My goal is to exclude the rows prefixed by No, for example I'm interested by the word commerce, then I have to keep all rows contains commerce and exclude no commerce. I'm looking for an generic solution
data = {
'description':[
'Commerce foo',
'foo commercial',
'foo no commercial',
'foo commercial boo',
'No commerce',
'foo restaurant',
'boo no restaurant']
}
df = pd.DataFrame(data)
______________________
| description |
__________________________
| 0 | Commerce foo |
| 1 | foo commercial |
| 2 | foo no commercial |
| 3 | foo commercial boo |
| 4 | No commerce |
| 5 | foo restaurant |
| 6 | boo no restaurant |
__________________________
I tried (not working)
search = ['restaurant', 'commerce', 'commercial']
df['description'].str.findall(f'̂̂̂^(?<=no\s)({"|".join(search)})', flags=re.IGNORECASE)
What I'm looking for
______________________
| description |
__________________________
| 0 | Commerce foo |
| 1 | foo commercial |
| 3 | foo commercial boo |
| 5 | foo restaurant |
__________________________
CodePudding user response:
The pattern currently starts with ^(?<=no\s)

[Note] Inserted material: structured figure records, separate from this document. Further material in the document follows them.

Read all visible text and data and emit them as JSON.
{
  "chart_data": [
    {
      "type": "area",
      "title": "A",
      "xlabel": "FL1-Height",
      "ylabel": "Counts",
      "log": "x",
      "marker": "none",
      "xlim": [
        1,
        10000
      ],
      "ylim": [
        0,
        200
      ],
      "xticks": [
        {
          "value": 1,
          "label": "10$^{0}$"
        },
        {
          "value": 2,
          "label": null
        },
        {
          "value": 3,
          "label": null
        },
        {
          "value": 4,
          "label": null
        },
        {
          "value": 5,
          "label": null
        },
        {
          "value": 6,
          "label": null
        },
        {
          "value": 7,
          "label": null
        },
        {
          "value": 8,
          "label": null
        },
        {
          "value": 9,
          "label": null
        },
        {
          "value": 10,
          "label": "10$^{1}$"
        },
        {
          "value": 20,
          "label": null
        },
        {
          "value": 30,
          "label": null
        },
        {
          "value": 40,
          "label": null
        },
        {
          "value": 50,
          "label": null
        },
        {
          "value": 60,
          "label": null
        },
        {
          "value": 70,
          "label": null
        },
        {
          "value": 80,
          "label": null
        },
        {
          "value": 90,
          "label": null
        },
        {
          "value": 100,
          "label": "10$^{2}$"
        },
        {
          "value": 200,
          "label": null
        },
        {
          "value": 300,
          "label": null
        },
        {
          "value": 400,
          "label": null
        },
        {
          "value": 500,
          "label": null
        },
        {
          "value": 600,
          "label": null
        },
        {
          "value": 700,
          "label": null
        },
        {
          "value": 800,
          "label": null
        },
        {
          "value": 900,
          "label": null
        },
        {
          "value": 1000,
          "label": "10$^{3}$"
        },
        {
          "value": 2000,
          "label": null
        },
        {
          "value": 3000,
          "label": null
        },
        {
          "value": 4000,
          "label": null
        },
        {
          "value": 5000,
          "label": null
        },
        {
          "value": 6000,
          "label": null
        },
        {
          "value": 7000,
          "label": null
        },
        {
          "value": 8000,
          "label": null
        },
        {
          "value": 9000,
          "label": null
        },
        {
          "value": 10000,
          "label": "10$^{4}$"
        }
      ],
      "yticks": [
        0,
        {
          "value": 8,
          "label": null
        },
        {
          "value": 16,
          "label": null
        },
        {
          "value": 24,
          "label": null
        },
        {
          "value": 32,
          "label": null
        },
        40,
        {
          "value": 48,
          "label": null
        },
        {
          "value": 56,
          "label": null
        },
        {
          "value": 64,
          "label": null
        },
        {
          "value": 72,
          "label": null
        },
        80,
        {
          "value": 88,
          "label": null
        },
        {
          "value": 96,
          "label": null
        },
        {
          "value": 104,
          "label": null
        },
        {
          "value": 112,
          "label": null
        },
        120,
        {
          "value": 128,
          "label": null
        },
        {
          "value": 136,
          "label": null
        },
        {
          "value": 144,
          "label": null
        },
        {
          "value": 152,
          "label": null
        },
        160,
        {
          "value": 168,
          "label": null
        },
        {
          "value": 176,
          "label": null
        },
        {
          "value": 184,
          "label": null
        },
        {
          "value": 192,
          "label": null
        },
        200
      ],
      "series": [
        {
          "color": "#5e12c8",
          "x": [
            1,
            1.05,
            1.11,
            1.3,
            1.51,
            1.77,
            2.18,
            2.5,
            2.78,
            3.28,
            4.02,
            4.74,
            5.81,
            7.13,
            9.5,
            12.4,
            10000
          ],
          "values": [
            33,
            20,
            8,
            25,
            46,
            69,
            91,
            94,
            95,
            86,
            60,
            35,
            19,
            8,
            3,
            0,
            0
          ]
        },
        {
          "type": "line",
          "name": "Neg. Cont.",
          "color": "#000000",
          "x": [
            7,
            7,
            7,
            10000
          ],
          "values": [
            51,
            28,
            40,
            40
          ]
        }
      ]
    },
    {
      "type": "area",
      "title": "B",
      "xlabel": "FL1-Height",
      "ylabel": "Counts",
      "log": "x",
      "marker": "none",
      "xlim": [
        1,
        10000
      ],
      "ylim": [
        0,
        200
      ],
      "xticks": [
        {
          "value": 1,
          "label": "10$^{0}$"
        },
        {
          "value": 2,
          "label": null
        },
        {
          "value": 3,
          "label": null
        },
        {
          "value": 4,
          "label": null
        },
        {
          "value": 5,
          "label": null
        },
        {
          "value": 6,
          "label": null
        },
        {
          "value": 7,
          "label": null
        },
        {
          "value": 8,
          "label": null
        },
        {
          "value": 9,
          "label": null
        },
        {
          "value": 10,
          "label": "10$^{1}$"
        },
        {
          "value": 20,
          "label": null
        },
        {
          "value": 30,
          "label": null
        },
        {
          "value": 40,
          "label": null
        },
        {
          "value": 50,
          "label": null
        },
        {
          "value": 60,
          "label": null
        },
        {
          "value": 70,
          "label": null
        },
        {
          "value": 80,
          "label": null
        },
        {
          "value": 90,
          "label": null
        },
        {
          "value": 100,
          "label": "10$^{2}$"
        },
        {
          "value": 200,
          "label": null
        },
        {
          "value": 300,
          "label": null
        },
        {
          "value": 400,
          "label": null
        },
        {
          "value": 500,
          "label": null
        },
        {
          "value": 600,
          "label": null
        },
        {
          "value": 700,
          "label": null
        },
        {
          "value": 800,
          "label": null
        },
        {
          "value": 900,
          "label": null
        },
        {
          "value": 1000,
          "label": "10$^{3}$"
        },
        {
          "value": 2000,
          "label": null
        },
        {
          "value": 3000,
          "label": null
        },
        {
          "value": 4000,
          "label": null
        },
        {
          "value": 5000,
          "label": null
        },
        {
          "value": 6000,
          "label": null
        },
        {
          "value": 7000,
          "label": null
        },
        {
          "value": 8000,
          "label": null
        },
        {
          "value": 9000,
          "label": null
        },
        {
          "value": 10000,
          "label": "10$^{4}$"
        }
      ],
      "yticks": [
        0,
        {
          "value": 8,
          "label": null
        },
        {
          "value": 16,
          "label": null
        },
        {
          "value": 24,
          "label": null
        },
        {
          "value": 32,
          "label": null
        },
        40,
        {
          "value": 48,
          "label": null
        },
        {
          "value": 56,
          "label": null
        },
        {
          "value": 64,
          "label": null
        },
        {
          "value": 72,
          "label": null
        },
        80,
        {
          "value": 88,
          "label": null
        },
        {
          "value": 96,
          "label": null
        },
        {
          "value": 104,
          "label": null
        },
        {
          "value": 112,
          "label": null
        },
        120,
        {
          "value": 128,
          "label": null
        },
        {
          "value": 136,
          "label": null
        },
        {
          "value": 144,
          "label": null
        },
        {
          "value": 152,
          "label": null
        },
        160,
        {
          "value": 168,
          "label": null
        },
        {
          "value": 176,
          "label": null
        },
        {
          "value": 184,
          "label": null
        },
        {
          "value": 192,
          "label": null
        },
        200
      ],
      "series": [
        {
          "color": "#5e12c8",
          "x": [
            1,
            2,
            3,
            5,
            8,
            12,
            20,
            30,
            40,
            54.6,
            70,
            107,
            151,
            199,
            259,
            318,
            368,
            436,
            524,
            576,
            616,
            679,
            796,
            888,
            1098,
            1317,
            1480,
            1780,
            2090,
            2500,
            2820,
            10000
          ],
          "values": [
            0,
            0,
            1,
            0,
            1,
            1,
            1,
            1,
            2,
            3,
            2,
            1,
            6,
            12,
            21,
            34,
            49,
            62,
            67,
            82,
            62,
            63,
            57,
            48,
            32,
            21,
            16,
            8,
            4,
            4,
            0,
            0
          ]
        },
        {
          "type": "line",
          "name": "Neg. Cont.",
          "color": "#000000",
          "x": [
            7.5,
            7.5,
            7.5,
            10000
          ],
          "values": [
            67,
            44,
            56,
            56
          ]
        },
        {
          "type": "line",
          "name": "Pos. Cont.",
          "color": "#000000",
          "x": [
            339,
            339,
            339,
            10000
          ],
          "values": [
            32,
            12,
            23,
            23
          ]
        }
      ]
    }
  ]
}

which asserts that from the start of the string there should be no
followed by a whitespace char directly to the left. That will not match.
If you want to filter the rows, you can use str.contains instead of findall.
You can remove the anchor ^
and change the assertion to (?<!no\s)
what will assert that there is not no
followed by a whitespace char directly to the left and add word boundaries to the left and right to prevent partial word matches.
For a match only, you can change the capture group to a non capturing one (?:
If you print the pattern, it will look like
\b(?<!no\s)(?:restaurant|commerce|commercial)\b
See a regex demo
data = {
'description':[
'Commerce foo',
'foo commercial',
'foo no commercial',
'foo commercial boo',
'No commerce',
'foo restaurant',
'boo no restaurant']
}
df = pd.DataFrame(data)
search = ['restaurant', 'commerce', 'commercial']
print(df[df['description'].str.contains(fr'\b(?<!no\s)(?:{"|".join(search)})\b', flags=re.IGNORECASE)])
Output
description
0 Commerce foo
1 foo commercial
3 foo commercial boo
5 foo restaurant